A lista de candidatos nesse contorno já passou pelo empresário e prefeito de São Paulo Joao Doria (PSDB), pelo apresentador de TV Luciano Huck, que se retirou da disputa, até o sempre cotado deputado federal Jair Bolsonaro (PSC), único com a pré-candidatura lançada. Mas, na avaliação de especialistas americanos e brasileiros ouvidos pelo Estado de Minas, o contexto político-econômico dos EUA e do Brasil são muito distintos para uma análise simplista de que Trump, em sua versão canarinho, vem por aí.

Sem pudor nas palavras, em novembro de 2016, o norte-americano desbancou políticos profissionais com um currículo de celebridade, elegendo-se presidente da maior potência mundial.
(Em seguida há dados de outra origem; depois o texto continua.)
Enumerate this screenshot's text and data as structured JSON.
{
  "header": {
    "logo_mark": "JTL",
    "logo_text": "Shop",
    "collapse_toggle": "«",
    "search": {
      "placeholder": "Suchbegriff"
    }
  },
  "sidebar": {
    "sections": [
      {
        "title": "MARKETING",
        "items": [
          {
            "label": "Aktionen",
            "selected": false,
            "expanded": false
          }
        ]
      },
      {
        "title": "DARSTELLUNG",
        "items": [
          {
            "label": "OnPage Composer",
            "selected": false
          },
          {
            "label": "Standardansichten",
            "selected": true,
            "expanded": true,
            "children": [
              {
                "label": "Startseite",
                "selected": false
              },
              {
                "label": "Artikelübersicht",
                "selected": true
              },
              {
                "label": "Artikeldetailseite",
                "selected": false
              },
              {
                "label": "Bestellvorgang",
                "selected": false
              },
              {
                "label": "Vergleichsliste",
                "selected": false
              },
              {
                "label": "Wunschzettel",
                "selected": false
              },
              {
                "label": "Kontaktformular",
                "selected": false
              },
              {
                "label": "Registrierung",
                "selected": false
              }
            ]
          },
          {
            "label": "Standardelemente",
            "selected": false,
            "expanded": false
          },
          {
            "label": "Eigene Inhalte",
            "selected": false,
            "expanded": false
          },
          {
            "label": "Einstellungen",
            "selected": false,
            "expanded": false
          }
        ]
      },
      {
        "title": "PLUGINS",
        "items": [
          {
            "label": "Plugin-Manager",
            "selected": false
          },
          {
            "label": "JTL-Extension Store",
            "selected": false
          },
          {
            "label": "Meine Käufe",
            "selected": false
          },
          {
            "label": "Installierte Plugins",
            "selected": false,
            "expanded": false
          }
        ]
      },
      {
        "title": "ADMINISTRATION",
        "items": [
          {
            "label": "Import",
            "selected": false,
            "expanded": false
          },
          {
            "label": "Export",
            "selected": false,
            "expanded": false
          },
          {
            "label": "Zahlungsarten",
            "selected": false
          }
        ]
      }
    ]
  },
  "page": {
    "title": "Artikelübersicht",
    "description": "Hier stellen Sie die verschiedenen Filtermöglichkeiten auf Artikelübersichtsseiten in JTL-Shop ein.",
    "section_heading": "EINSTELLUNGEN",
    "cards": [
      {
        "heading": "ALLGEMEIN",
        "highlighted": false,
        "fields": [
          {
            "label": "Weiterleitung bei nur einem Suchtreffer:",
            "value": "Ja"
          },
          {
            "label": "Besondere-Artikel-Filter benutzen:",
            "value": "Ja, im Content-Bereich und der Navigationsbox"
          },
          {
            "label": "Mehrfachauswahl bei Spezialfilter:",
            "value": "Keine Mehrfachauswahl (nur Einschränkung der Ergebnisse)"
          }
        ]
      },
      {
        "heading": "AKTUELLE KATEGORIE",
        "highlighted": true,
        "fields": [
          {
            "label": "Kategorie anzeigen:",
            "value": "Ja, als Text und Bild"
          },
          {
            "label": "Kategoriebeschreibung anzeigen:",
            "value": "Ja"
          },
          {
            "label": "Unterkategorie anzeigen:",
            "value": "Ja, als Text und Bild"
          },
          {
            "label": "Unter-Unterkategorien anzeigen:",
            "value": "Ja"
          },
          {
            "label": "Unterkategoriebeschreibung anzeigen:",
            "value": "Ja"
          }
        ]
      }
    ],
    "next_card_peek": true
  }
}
Nascido rico, o republicano, dono de fortuna superior a US$ 3 bilhões, multiplicou herança como incorporador de imóveis. A fama chegou mesmo depois de apresentar o reality show “O Aprendiz”, em que selecionava um executivo para trabalhar em suas organizações. O magnata acabou convencendo fora do meio político ao se apresentar como empresário de sucesso e defensor de posições conservadoras, a favor do armamento, homofóbico e nacionalista.

Fato é que, a cada momento, Trump é relacionado a um possível candidato brasileiro. A associação mais comum é com Jair Bolsonaro, ex-militar de ideias conservadoras e discurso duro contra a corrupção. Cotado a vice na chapa do tucano Geraldo Alckmin (PSDB), o prefeito de São Paulo Joao Doria também já foi comparado ao presidente norte-americano. Também empresário, Doria apresentou a edição brasileira de “O Aprendiz” e elegeu-se prefeito a partir da promessa de levar a eficiência na gestão da iniciativa privada para o poder público.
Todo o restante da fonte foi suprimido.